People with less-visible disabilities such as autism or deafness can now disclose those on their state IDs and vehicle registrations.
The subtle marker is designed to help communicate important information to first responders like police officers and EMTs in a discreet way, Division of Motor Vehicles officials say. The new identifiers were mandated under a 2021 law.
Bill sponsor Dafna Michaelson Jenet, D-Commerce City, referenced the 2019 death of Aurora teen Elijah McClain when she introduced the legislation last year.
“When he was murdered, he kept saying things like ‘I’m different.’ And the community of parents of kids on the autism spectrum, all of our antennas started going up. We’re like, ‘This sounds like any of our kids,’” she told a legislative committee.
While the members of some “hidden” disability communities carry cards indicating their conditions, Michaelson Jenet said police sometimes ignore them.
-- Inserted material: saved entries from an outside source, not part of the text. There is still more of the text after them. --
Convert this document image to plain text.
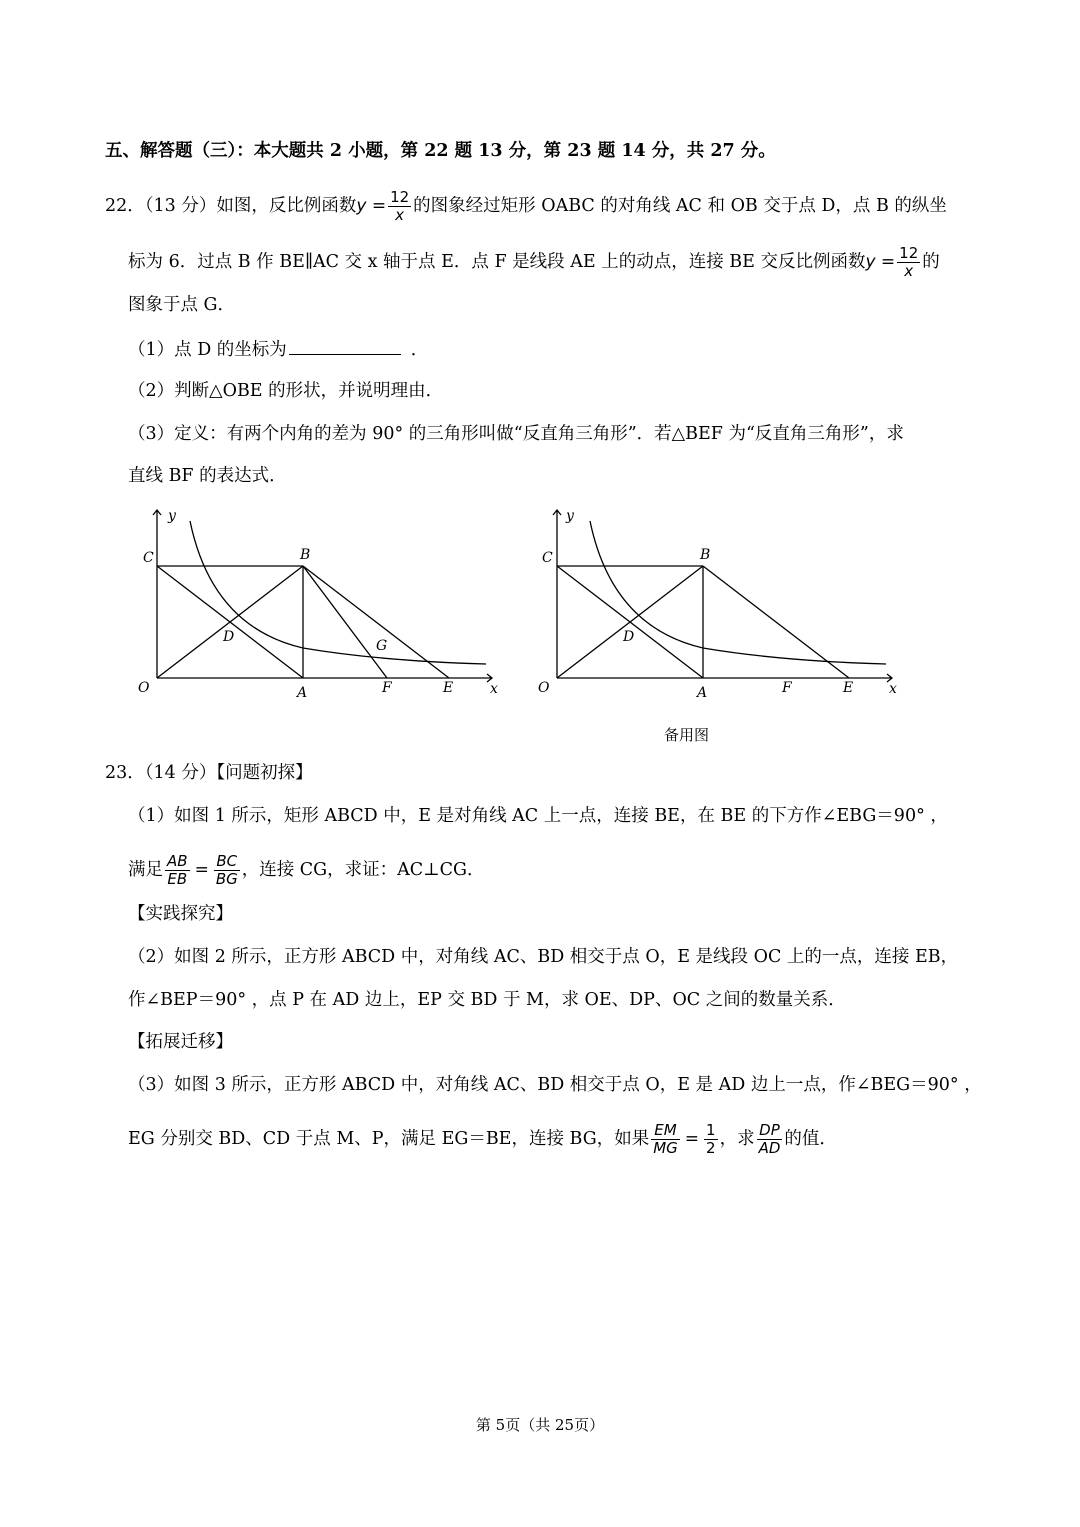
五、解答题（三）：本大题共 2 小题，第 22 题 13 分，第 23 题 14 分，共 27 分。
22．（13 分）如图，反比例函数$y = \frac{12}{x}$ 的图象经过矩形 OABC 的对角线 AC 和 OB 交于点 D，点 B 的纵坐
标为 6．过点 B 作 BE∥AC 交 x 轴于点 E．点 F 是线段 AE 上的动点，连接 BE 交反比例函数$y = \frac{12}{x}$ 的
图象于点 G．
（1）点 D 的坐标为	．
（2）判断△OBE 的形状，并说明理由．
（3）定义：有两个内角的差为 90° 的三角形叫做“反直角三角形”．若△BEF 为“反直角三角形”，求
直线 BF 的表达式．
y
C	B
D
G
O	A	F	E	x
y
C	B
D
O	A	F	E	x
备用图
23．（14 分）【问题初探】
（1）如图 1 所示，矩形 ABCD 中，E 是对角线 AC 上一点，连接 BE，在 BE 的下方作∠EBG＝90° ，
满足 $\frac{AB}{EB} = \frac{BC}{BG}$ ，连接 CG，求证：AC⊥CG．
【实践探究】
（2）如图 2 所示，正方形 ABCD 中，对角线 AC、BD 相交于点 O，E 是线段 OC 上的一点，连接 EB，
作∠BEP＝90° ，点 P 在 AD 边上，EP 交 BD 于 M，求 OE、DP、OC 之间的数量关系．
【拓展迁移】
（3）如图 3 所示，正方形 ABCD 中，对角线 AC、BD 相交于点 O，E 是 AD 边上一点，作∠BEG＝90° ，
EG 分别交 BD、CD 于点 M、P，满足 EG＝BE，连接 BG，如果 $\frac{EM}{MG} = \frac{1}{2}$ ，求 $\frac{DP}{AD}$ 的值．
第 5页（共 25页）
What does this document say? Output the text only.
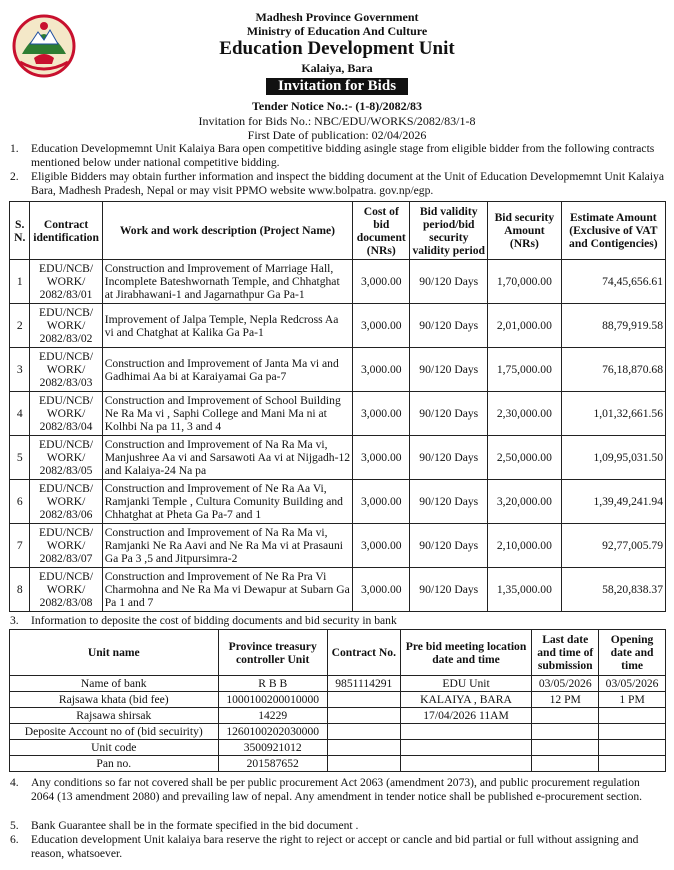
Madhesh Province Government
Ministry of Education And Culture
Education Development Unit
Kalaiya, Bara
Invitation for Bids
Tender Notice No.:- (1-8)/2082/83
Invitation for Bids No.: NBC/EDU/WORKS/2082/83/1-8
First Date of publication: 02/04/2026
1. Education Developmemnt Unit Kalaiya Bara open competitive bidding asingle stage from eligible bidder from the following contracts mentioned below under national competitive bidding.
2. Eligible Bidders may obtain further information and inspect the bidding document at the Unit of Education Developmemnt Unit Kalaiya Bara, Madhesh Pradesh, Nepal or may visit PPMO website www.bolpatra. gov.np/egp.
S. N.	Contract identification	Work and work description (Project Name)	Cost of bid document (NRs)	Bid validity period/bid security validity period	Bid security Amount (NRs)	Estimate Amount (Exclusive of VAT and Contigencies)
1	EDU/NCB/ WORK/ 2082/83/01	Construction and Improvement of Marriage Hall, Incomplete Bateshwornath Temple, and Chhatghat at Jirabhawani-1 and Jagarnathpur Ga Pa-1	3,000.00	90/120 Days	1,70,000.00	74,45,656.61
2	EDU/NCB/ WORK/ 2082/83/02	Improvement of Jalpa Temple, Nepla Redcross Aa vi and Chatghat at Kalika Ga Pa-1	3,000.00	90/120 Days	2,01,000.00	88,79,919.58
3	EDU/NCB/ WORK/ 2082/83/03	Construction and Improvement of Janta Ma vi and Gadhimai Aa bi at Karaiyamai Ga pa-7	3,000.00	90/120 Days	1,75,000.00	76,18,870.68
4	EDU/NCB/ WORK/ 2082/83/04	Construction and Improvement of School Building Ne Ra Ma vi , Saphi College and Mani Ma ni at Kolhbi Na pa 11, 3 and 4	3,000.00	90/120 Days	2,30,000.00	1,01,32,661.56
5	EDU/NCB/ WORK/ 2082/83/05	Construction and Improvement of Na Ra Ma vi, Manjushree Aa vi and Sarsawoti Aa vi at Nijgadh-12 and Kalaiya-24 Na pa	3,000.00	90/120 Days	2,50,000.00	1,09,95,031.50
6	EDU/NCB/ WORK/ 2082/83/06	Construction and Improvement of Ne Ra Aa Vi, Ramjanki Temple , Cultura Comunity Building and Chhatghat at Pheta Ga Pa-7 and 1	3,000.00	90/120 Days	3,20,000.00	1,39,49,241.94
7	EDU/NCB/ WORK/ 2082/83/07	Construction and Improvement of Na Ra Ma vi, Ramjanki Ne Ra Aavi and Ne Ra Ma vi at Prasauni Ga Pa 3 ,5 and Jitpursimra-2	3,000.00	90/120 Days	2,10,000.00	92,77,005.79
8	EDU/NCB/ WORK/ 2082/83/08	Construction and Improvement of Ne Ra Pra Vi Charmohna and Ne Ra Ma vi Dewapur at Subarn Ga Pa 1 and 7	3,000.00	90/120 Days	1,35,000.00	58,20,838.37
3. Information to deposite the cost of bidding documents and bid security in bank
Unit name	Province treasury controller Unit	Contract No.	Pre bid meeting location date and time	Last date and time of submission	Opening date and time
Name of bank	R B B	9851114291	EDU Unit	03/05/2026	03/05/2026
Rajsawa khata (bid fee)	1000100200010000		KALAIYA , BARA	12 PM	1 PM
Rajsawa shirsak	14229		17/04/2026 11AM		
Deposite Account no of (bid secuirity)	1260100202030000				
Unit code	3500921012				
Pan no.	201587652				
4. Any conditions so far not covered shall be per public procurement Act 2063 (amendment 2073), and public procurement regulation 2064 (13 amendment 2080) and prevailing law of nepal. Any amendment in tender notice shall be published e-procurement section.
5. Bank Guarantee shall be in the formate specified in the bid document .
6. Education development Unit kalaiya bara reserve the right to reject or accept or cancle and bid partial or full without assigning and reason, whatsoever.
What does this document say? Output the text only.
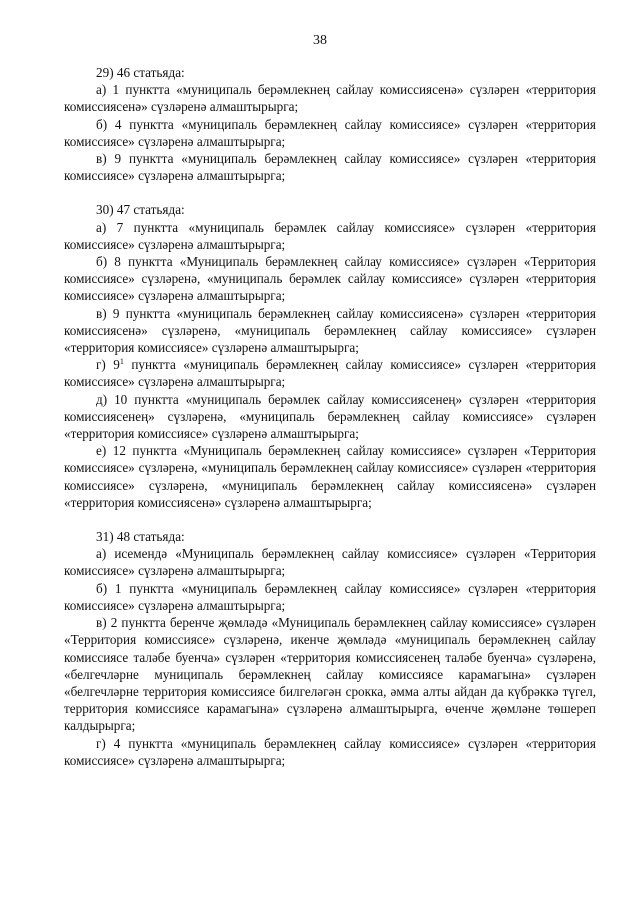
38

29) 46 статьяда:

а) 1 пунктта «муниципаль берәмлекнең сайлау комиссиясенә» сүзләрен «территория комиссиясенә» сүзләренә алмаштырырга;

б) 4 пунктта «муниципаль берәмлекнең сайлау комиссиясе» сүзләрен «территория комиссиясе» сүзләренә алмаштырырга;

в) 9 пунктта «муниципаль берәмлекнең сайлау комиссиясе» сүзләрен «территория комиссиясе» сүзләренә алмаштырырга;

30) 47 статьяда:

а) 7 пунктта «муниципаль берәмлек сайлау комиссиясе» сүзләрен «территория комиссиясе» сүзләренә алмаштырырга;

б) 8 пунктта «Муниципаль берәмлекнең сайлау комиссиясе» сүзләрен «Территория комиссиясе» сүзләренә, «муниципаль берәмлек сайлау комиссиясе» сүзләрен «территория комиссиясе» сүзләренә алмаштырырга;

в) 9 пунктта «муниципаль берәмлекнең сайлау комиссиясенә» сүзләрен «территория комиссиясенә» сүзләренә, «муниципаль берәмлекнең сайлау комиссиясе» сүзләрен «территория комиссиясе» сүзләренә алмаштырырга;

г) $9^1$ пунктта «муниципаль берәмлекнең сайлау комиссиясе» сүзләрен «территория комиссиясе» сүзләренә алмаштырырга;

д) 10 пунктта «муниципаль берәмлек сайлау комиссиясенең» сүзләрен «территория комиссиясенең» сүзләренә, «муниципаль берәмлекнең сайлау комиссиясе» сүзләрен «территория комиссиясе» сүзләренә алмаштырырга;

е) 12 пунктта «Муниципаль берәмлекнең сайлау комиссиясе» сүзләрен «Территория комиссиясе» сүзләренә, «муниципаль берәмлекнең сайлау комиссиясе» сүзләрен «территория комиссиясе» сүзләренә, «муниципаль берәмлекнең сайлау комиссиясенә» сүзләрен «территория комиссиясенә» сүзләренә алмаштырырга;

31) 48 статьяда:

а) исемендә «Муниципаль берәмлекнең сайлау комиссиясе» сүзләрен «Территория комиссиясе» сүзләренә алмаштырырга;

б) 1 пунктта «муниципаль берәмлекнең сайлау комиссиясе» сүзләрен «территория комиссиясе» сүзләренә алмаштырырга;

в) 2 пунктта беренче җөмләдә «Муниципаль берәмлекнең сайлау комиссиясе» сүзләрен «Территория комиссиясе» сүзләренә, икенче җөмләдә «муниципаль берәмлекнең сайлау комиссиясе таләбе буенча» сүзләрен «территория комиссиясенең таләбе буенча» сүзләренә, «белгечләрне муниципаль берәмлекнең сайлау комиссиясе карамагына» сүзләрен «белгечләрне территория комиссиясе билгеләгән срокка, әмма алты айдан да күбрәккә түгел, территория комиссиясе карамагына» сүзләренә алмаштырырга, өченче җөмләне төшереп калдырырга;

г) 4 пунктта «муниципаль берәмлекнең сайлау комиссиясе» сүзләрен «территория комиссиясе» сүзләренә алмаштырырга;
An official symbol on a state-issued ID gives this new disclosure tool much more authority, she said.
“It is a signal to take on disability protocols,” she said.
A separate 2021 bill created a commission that has since recommended a new curriculum for first responders who interact with people with disabilities.
The new IDs will carry an “i”-like symbol near the holder’s picture. A notation will be added to the ID holder’s vehicle registration record, which is only accessible by law enforcement and DMV officials, but not included on the printed vehicle registration record.
Eligible Coloradans will need to bring special forms, signed by a health care provider, to their DMV appointment or county motor vehicle office.